Is *anyone* really surprised
That SNAKES ON A PLANE is bombing? Come on, admit it. You really thought it was going to pull through and rise above the rampant idiocy of its own high concept/title, didn't you? Well, I never did. It was a bad idea when it was called PACIFIC FLIGHT WHATEVER NUMBER and, granted, it's only real shot at success was Embracing It's Own Badness and going whole hog and being an awful movie. Not that said plan was much of a shot.
It's like manufacturing a cult movie. You can't. But more importantly, why would you WANT to? Cult movies almost inevitably die in their initial run and are only "appreciated" after the fact. And by "appreciated" I mean to say find an audience at all. Said audience is rarely if ever enough to make these things profitable unless they're starting on the bottom of the budgetary ladder (and oftentimes, distribution eats up those profits so that the original creators often don't get to cash in on the success of the film anyways.) Besides, most cult movies simply languish in obscurity or never find a following at all beyond the hardcore cult geek.

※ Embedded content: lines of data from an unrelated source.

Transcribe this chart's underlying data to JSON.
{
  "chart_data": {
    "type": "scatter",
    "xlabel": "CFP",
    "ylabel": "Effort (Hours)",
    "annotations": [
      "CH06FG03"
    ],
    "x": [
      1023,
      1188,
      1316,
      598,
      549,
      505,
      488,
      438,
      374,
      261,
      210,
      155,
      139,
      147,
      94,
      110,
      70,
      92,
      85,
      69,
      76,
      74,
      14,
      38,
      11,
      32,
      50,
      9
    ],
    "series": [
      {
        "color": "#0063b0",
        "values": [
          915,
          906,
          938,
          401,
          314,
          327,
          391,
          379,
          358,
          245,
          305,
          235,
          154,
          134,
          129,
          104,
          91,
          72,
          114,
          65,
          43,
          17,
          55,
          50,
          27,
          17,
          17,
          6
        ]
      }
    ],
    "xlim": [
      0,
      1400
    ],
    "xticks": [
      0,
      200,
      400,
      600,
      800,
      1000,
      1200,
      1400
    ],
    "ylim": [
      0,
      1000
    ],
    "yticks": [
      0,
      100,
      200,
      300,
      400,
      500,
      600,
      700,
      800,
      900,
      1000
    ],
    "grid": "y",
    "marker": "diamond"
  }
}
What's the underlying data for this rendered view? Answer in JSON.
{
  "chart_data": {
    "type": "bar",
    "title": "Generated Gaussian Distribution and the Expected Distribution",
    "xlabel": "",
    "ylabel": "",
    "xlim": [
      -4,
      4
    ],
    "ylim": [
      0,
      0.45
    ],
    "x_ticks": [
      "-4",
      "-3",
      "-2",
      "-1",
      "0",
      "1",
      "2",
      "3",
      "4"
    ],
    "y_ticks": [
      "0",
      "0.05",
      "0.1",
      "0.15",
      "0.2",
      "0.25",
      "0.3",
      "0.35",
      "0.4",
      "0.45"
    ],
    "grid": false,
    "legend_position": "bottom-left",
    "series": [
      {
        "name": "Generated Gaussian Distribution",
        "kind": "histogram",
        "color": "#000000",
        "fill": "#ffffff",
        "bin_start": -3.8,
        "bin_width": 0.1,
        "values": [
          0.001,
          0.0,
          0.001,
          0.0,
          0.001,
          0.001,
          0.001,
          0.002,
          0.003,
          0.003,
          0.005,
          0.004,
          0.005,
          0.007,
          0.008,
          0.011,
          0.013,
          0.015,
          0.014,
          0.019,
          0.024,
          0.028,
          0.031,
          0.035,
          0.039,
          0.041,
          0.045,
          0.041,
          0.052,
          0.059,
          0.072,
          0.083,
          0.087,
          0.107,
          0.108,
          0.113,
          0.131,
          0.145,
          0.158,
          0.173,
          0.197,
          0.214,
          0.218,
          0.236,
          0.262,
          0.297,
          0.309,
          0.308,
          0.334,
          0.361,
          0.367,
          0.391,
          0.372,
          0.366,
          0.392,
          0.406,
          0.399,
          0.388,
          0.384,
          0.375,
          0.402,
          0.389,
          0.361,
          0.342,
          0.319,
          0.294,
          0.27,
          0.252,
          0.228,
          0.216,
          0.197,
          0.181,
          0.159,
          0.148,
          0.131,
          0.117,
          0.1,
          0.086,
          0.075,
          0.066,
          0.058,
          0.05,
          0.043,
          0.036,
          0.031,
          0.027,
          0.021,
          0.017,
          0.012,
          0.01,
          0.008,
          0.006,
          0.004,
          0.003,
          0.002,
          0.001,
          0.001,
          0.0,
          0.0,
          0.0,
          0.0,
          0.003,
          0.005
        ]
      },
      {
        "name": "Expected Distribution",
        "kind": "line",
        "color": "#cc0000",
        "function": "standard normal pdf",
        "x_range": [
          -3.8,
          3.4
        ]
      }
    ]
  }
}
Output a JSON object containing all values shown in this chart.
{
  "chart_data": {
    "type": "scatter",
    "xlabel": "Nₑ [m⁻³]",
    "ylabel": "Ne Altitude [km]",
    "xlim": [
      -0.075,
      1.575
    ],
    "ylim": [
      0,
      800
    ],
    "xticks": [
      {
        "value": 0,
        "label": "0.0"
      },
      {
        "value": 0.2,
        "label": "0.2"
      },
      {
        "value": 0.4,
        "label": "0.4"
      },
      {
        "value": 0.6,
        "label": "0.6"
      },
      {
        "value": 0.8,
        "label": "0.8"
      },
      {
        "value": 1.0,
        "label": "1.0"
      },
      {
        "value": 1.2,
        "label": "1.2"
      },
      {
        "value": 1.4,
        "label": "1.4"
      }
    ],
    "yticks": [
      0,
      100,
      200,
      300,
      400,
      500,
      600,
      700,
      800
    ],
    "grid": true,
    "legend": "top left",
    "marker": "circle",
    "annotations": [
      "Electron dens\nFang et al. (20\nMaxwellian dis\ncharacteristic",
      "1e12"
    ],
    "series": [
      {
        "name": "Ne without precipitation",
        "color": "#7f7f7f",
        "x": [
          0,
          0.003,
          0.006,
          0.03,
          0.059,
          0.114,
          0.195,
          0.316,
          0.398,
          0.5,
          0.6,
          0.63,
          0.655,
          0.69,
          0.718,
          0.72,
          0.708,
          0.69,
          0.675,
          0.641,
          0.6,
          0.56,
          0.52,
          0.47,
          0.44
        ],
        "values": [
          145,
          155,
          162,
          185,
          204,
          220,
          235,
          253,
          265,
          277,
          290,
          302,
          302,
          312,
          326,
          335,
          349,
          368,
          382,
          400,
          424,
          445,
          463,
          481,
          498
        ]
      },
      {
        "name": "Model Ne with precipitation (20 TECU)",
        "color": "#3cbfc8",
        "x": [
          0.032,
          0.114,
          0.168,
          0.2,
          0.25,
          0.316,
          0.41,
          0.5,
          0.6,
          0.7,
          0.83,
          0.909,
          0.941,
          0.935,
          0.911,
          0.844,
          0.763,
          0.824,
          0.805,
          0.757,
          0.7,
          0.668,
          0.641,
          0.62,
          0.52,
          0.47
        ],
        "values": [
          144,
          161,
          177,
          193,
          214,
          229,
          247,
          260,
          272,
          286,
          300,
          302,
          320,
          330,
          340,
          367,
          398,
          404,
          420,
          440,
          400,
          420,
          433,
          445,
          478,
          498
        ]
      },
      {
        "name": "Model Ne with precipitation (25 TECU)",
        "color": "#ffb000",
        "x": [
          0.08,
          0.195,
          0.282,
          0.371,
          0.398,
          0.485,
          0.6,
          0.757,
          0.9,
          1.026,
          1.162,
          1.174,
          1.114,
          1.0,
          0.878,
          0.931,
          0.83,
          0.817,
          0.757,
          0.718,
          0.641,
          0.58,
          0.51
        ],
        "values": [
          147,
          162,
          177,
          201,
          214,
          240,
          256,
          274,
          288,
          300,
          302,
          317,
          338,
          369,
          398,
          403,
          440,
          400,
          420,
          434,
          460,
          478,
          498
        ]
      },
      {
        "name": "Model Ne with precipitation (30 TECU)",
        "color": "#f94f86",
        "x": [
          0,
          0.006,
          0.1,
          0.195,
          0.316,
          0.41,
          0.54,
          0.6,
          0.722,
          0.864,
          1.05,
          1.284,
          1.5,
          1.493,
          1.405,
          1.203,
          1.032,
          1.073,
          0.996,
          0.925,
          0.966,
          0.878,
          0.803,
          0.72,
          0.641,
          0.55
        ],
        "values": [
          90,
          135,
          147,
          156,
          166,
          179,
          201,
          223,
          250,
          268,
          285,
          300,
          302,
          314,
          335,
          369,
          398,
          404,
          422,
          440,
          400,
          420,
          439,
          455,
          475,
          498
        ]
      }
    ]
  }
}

You simply can't base conventional/mainstream success on this kind of campaign. If you have money to spend on the campaign in the first place, then you're not the kind of scrappy and idiosyncratic filmmaker that's likely to have a devoted following. The giant snake head on the floor of the Convention Center at San Diego this year? Eye catching, perhaps, but it also automagically excluded SNAKES ON A PLANE from being embraced as the Little Film That Could (though the airline safety cards were smirkfully funny). See, the thing is, every time people said "Snakes on a PLANE!", they were *laughing* at it. I don't know about you, but I'll rent a movie to laugh at it, but I sure as hell ain't spending ten bucks plus popcorn plus soda plus the twenty bucks at the bar beforehand to get a laugh like that. Maybe it'll make it's production costs back in video and overseas, or maybe it already has, but it seems pretty clear that it's not going to even make back its viral marketing costs in its initial release.
And now maybe movies get to learn what comics learned a couple years back. Just because people are talking about it on the blogosphere, doesn't mean that they're going to plunk down any money to actually buy it. Talk is cheap, etc.
EDIT to add - Ah, so SNAKES is on top of the box office lists with $30 million this week. Being on top was the most that the studio should have expected out of this, so an attaboy for New Line and the SNAKES crew. But I'll point out that SUPERMAN RETURNS ruled the box office for a week and still came out smelling like a dead fish (at least perceptionswise). SNAKES is still not going to be any kind of runaway success.